The Cabinet Office will not investigate allegations that the former Conservative mayoral hopeful Daniel Korski groped a woman when he worked in Downing Street 10 years ago.
Daisy Goodwin, the novelist and TV producer who made the claim, said she was disappointed, and questioned why there was no dedicated body that investigated serious allegations against MPs and advisers.
She told the Times that a senior official at the Cabinet Office had told her there were two options: to refer it to the police if it was a criminal matter, or to do nothing because Korski no longer worked in government.
A Cabinet Office spokesperson said: “The Cabinet Office has been approached by an individual in relation to this matter and they have been directed to the relevant authorities for such allegations.”
Korski, who denies the claim, dropped out of the race to be the Conservative mayoral candidate for London on Wednesday after Downing Street and senior Conservatives described the groping allegations made against him as “very serious”.
Goodwin had alleged in a piece for the Times that Korski had put his hand on her breast during a meeting at Downing Street when he was an adviser to David Cameron.
She submitted a formal complaint to the Cabinet Office about Korski’s alleged behaviour on Tuesday evening.
Korski, a tech entrepreneur, said this week that while he still “categorically” denied the claim, he had decided, “with a heavy heart”, to step down from the race as “the news agenda is becoming a distraction from the race and the Conservative party”.
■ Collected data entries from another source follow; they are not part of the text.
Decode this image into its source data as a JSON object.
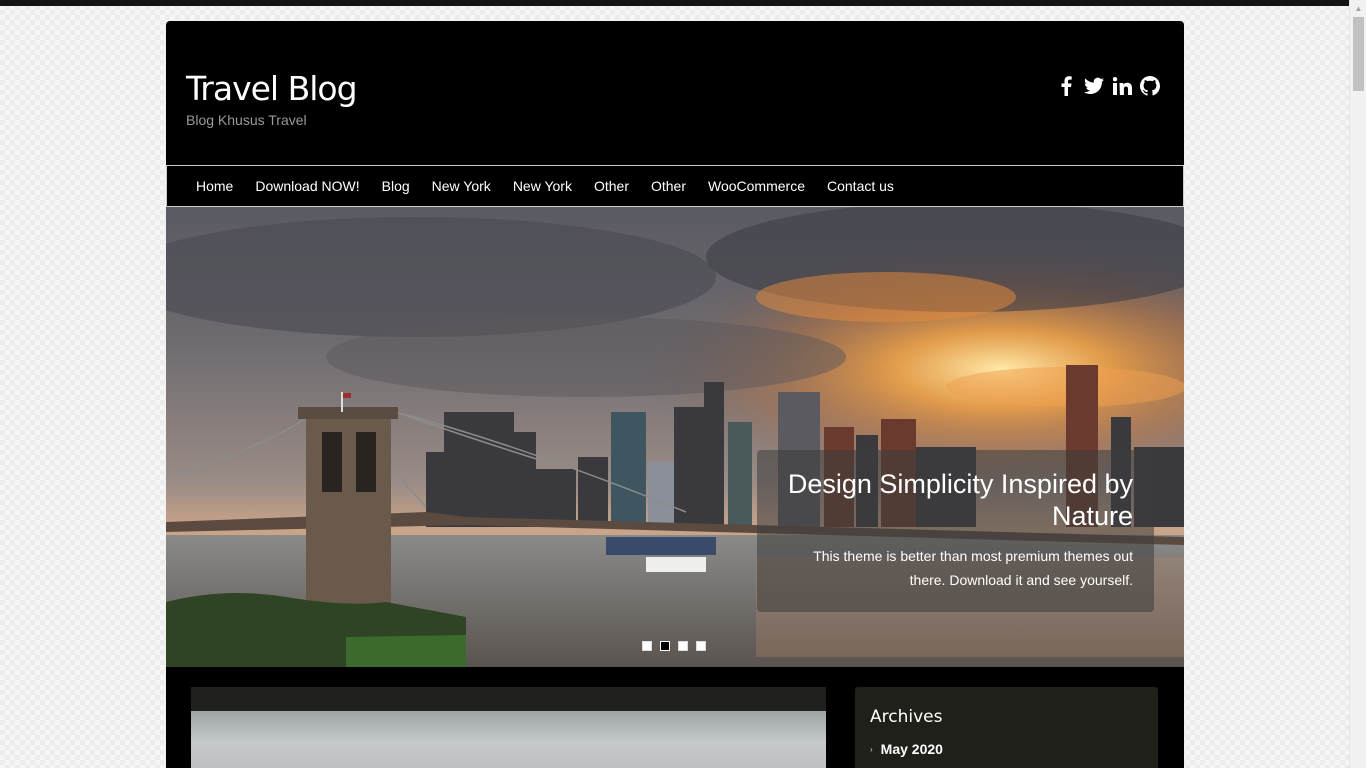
{
  "site": {
    "title": "Travel Blog",
    "tagline": "Blog Khusus Travel"
  },
  "social": [
    "facebook-icon",
    "twitter-icon",
    "linkedin-icon",
    "github-icon"
  ],
  "nav": {
    "items": [
      "Home",
      "Download NOW!",
      "Blog",
      "New York",
      "New York",
      "Other",
      "Other",
      "WooCommerce",
      "Contact us"
    ]
  },
  "slider": {
    "heading": "Design Simplicity Inspired by Nature",
    "text": "This theme is better than most premium themes out there. Download it and see yourself.",
    "slides": 4,
    "active_slide": 2
  },
  "sidebar": {
    "widget_title": "Archives",
    "archives": [
      "May 2020"
    ]
  },
  "colors": {
    "background": "#ececec",
    "page": "#000000",
    "widget": "#20201b",
    "text": "#ffffff"
  }
}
Rishi Sunak’s spokesperson has said the prime minister would encourage anyone with complaints against former staff members to come forward, but dodged questions on whether Sunak thought Korski should suspend his campaign.
Goodwin said she felt “entirely justified” in naming Korski, a decade after the alleged incident took place, as she said more women had come forward with “very interesting stories”.
Pressed during an interview with the BBC this week if she was “absolutely certain” the alleged event had taken place, Goodwin said: “Yes, it happened to me 10 years ago. But when something like this happens to you, you know that it happened to you because you were there, you felt it, you felt amazed, shocked and rather humiliated.”